Bringing care to the patient
Many people in KwaZulu-Natal live in the countryside, far from medical centers where testing and treatment is available. Therefore, MSF trains health workers who live and work in the rural villages. They make regular home visits to residents in the area and offers HIV testing, counseling and information. The people who test positive is referred to the nearest health center and linked to health so they can be put on treatment when they need it.
Tell me the truth, tell it to my face
Sikhakhane waits inside one of the MSF clinics for the moment of truth - the hiv test result. The test takes about 15 minutes and the result is delivered shortly after. While waiting for the test, the MSF Counsellor provides information on how to protect oneself from sexually transmitted infections. When Sikhakhane comes out from the clinic he looks relieved – the test was negative. This means that he can now get circumcised. MSF arranges so called circumcision camps for men and boys as the risk of transmitting the virus during intercourse decreases with 60 per cent. But even after the incision it is important to use condoms.
Meet Andile Madondile – HIV positive and activist
I found out my HIV status in late 2004 when I got very sick with stomach pains. I didn’t believe the nurse when the results came back positive, so I went to another clinic for a test. When the results came back positive as well, I went home and stayed there for a week.

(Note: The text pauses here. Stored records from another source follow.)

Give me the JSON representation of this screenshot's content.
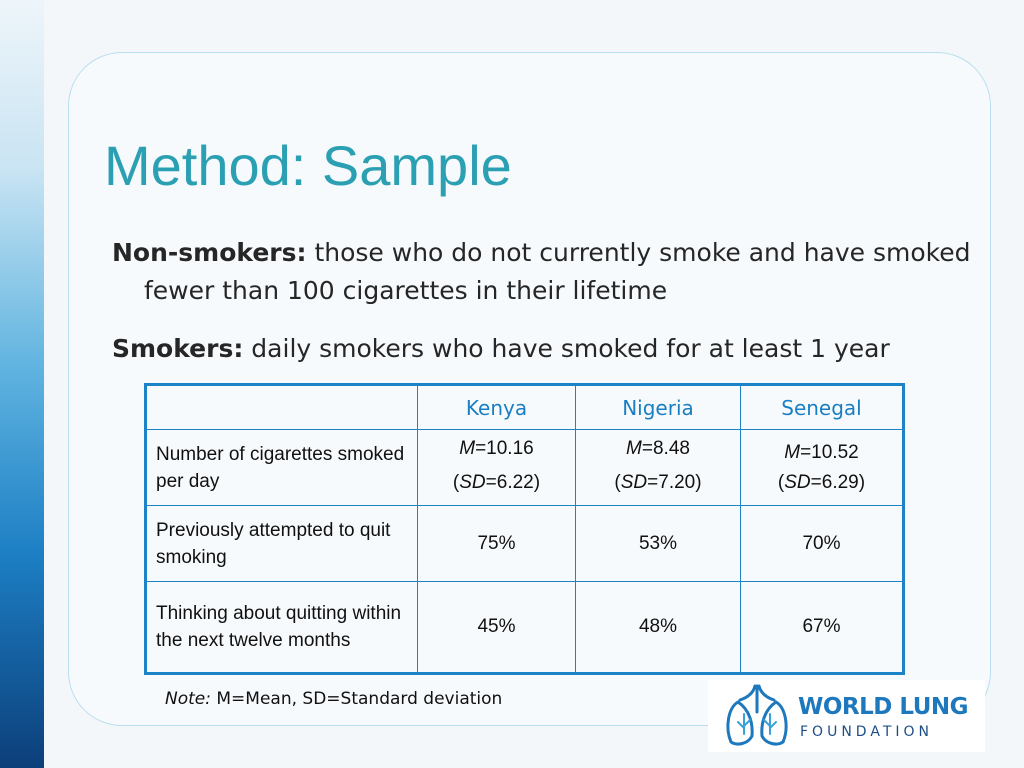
{
  "slide": {
    "title": "Method: Sample",
    "definitions": [
      {
        "term": "Non-smokers:",
        "text": " those who do not currently smoke and have smoked fewer than 100 cigarettes in their lifetime"
      },
      {
        "term": "Smokers:",
        "text": " daily smokers who have smoked for at least 1 year"
      }
    ]
  },
  "table": {
    "columns": [
      "",
      "Kenya",
      "Nigeria",
      "Senegal"
    ],
    "rows": [
      {
        "label": "Number of cigarettes smoked per day",
        "cells": [
          {
            "m_label": "M",
            "m_value": "=10.16",
            "sd_open": "(",
            "sd_label": "SD",
            "sd_value": "=6.22)"
          },
          {
            "m_label": "M",
            "m_value": "=8.48",
            "sd_open": "(",
            "sd_label": "SD",
            "sd_value": "=7.20)"
          },
          {
            "m_label": "M",
            "m_value": "=10.52",
            "sd_open": "(",
            "sd_label": "SD",
            "sd_value": "=6.29)"
          }
        ]
      },
      {
        "label": "Previously attempted to quit smoking",
        "values": [
          "75%",
          "53%",
          "70%"
        ]
      },
      {
        "label": "Thinking about quitting within the next twelve months",
        "values": [
          "45%",
          "48%",
          "67%"
        ]
      }
    ]
  },
  "note": {
    "label": "Note:",
    "text": " M=Mean, SD=Standard deviation"
  },
  "logo": {
    "line1": "WORLD LUNG",
    "line2": "FOUNDATION",
    "icon": "lungs-icon",
    "colors": {
      "primary": "#1d78bd",
      "secondary": "#1d4f86"
    }
  },
  "colors": {
    "title": "#2ca0b3",
    "table_border": "#1c84c6",
    "header_text": "#1a7fc2"
  }
}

To be honest, thinking of my 3 year old daughter at that time and my family, it was very difficult to think that one day I would die of HIV/AIDS. But I started ARV treatment on the 8th of March 2005, and since then I have never looked back. I’m still on treatment and my viral load is undetectable.

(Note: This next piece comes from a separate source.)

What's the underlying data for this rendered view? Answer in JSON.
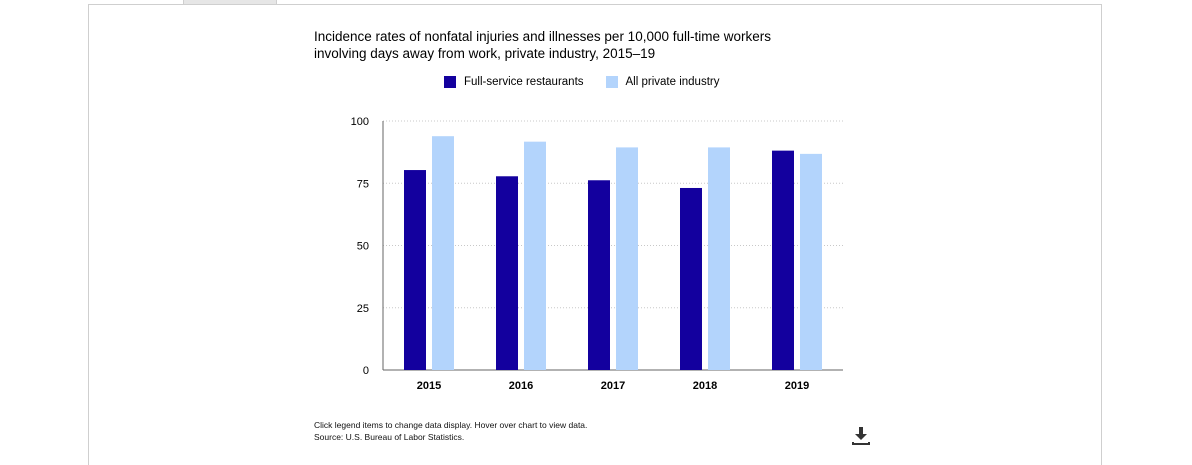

I got involved with the Treatment Action Campaign – an organisation working closely with MSF – in 2005 after I heard one of their Treatment Literacy Educators in the clinic waiting room explaining to us HIV patients about the disease. I told the educator I wanted to be involved in TAC and do the same thing she was doing. TAC has changed me to become a better person because I never thought I would become interested in health-related issues, but now it is in my veins. I even went back to college to study for a Diploma in Management. In 2013 I graduated as a Pharmacy Assistant.
I would say I’m living a positive life with HIV and I don’t have any challenges regarding my status. I have been supported by my wife, family and even the community at large. Although there are still challenges such as stigma, it is not the same as it was 10 or 15 years ago when there was not even treatment for people with HIV and they were dying like flies. The interventions of MSF and TAC have saved so many lives in South Africa, and if it were not for them I would not be alive today.
I just wish MSF had arrived earlier, because then maybe my elder brother would still be alive now.